I set the board up on a high table behind our couch, which is in the middle of what we'll call the great room that is our living room and kitchen. about 24x16. There are two rooms off of this one where people could confer, as well as our porch (which was good for the smokers). We had tons of food and beer and liquor. I decided on a 30 minute first turn, and then 15 minute turns thereafter, except for builds and retreats, where you have 5 minutes. To make everyone's lives easier, I wrote up a handy guide with examples for how to write out every type of order. I even made myself a little shorthand system that somewhat mirrors webdip with arrows for 'move', pluses for supports, and a circled 'c' for convoys. The result is that people wrote their orders properly, and aside from some issues about confusing borders (a denmark-> berlin). players would write down their moves, hand them to me, and then i adjudicated moves using realpolitik.
this next bit i thought was pretty clever: i would take a screencap of the results, rename the resulting image file, and drop it on to my webhost. I would point the wii's browser at that image file, and display the current game map on our flat screen tv! people could also look at it on their smartphones. this was useful to talk about the game in places other than at the board. it was also helpful in updating the board. updating the screen was the big dramatic reveal of who got what. that worked out great.
We got started around 7:30 and played until 1am. We had some delays at the end of some turns because a couple anxious players were stressing their moves. But in that time, we got to 1905 adjustments.
Much of a face to face game is about the people's respective personalities and relationships. England(f) is married to Austria(m), and Russia(f) and Italy(m) had just started dating two weeks prior. Turkey(m) once slept with Russia's sister, and France(m) is the closest thing I've met to a real live Paladin. Germany(m), Austria and Russia and I are in a band together, and France used to be, but left for grad school to be replaced by Austria.

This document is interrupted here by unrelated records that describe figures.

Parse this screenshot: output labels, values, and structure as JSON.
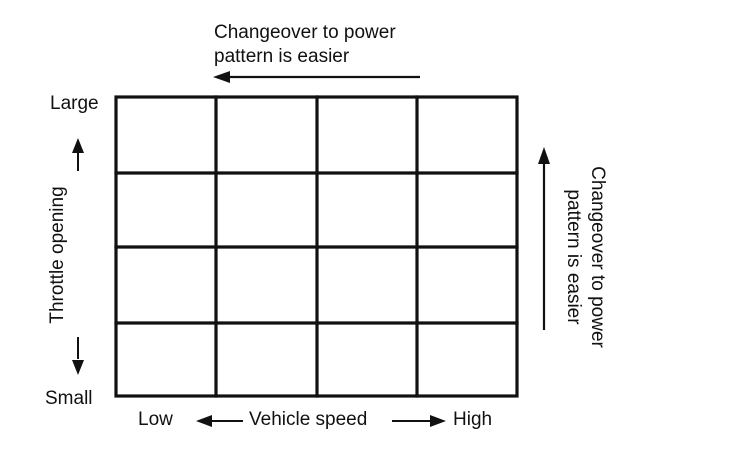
{
  "top_caption": {
    "line1": "Changeover to power",
    "line2": "pattern is easier"
  },
  "right_caption": {
    "line1": "Changeover to power",
    "line2": "pattern is easier"
  },
  "y_axis": {
    "title": "Throttle opening",
    "top_label": "Large",
    "bottom_label": "Small"
  },
  "x_axis": {
    "left_label": "Low",
    "title": "Vehicle speed",
    "right_label": "High"
  },
  "grid": {
    "rows": 4,
    "cols": 4
  }
}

Russia forsook her builds to go straight for germany and turkey, while I/A worked a key lepanto. E/F tore into germany. Turkey barely stayed alive, with his home centers, but surrounded by austria and italy, who were just about go at each other's throats. Austria had gutted russia (who had just gone out at 1905), but italy still owned serbia and bulgaria. Italy stabbed first, but we didn't see the result, due to it being 1:30 am and we were all very drunk and tired. France had just started to push into the med after Germany fell (also right around the same time as russia), while england continued to pressure north and east, eventually against austria.
areas to improve before next game:
i need a better looking adjudicator. realpolitik looks like crap. also, i am not sure about its rule system because i saw some moves fail that shouldn't have (a unit moving from berlin to silesia, with no bounce, and he wasn't dislodged or anything, failed.). I just went in and edited the map to do what I think it should have and moved on. I am considering having people make accounts on webdip, and they play a live gunboat game, using the site as the framework for adjudication and whatnot. I could just point the wii at the gameboard and hit refresh. i am concerned that logging in, entering orders and logging out, at a single machine (for some players don't have smartphones) would be cumbersome.
i need to use a timer on my phone to keep track of turns, not the microwave. i was often out of earshot of the timer and turns frequently dripped over their limit a little bit.
i need to know how to demonstrate moves on the physical game board. how do you arrange and move the pieces to show supports or convoys or whatever? my board has these cardboard pieces that are bullshit, so i can't turn them on their side or whatever.
overall, it went really well, and everyone's eager to play again.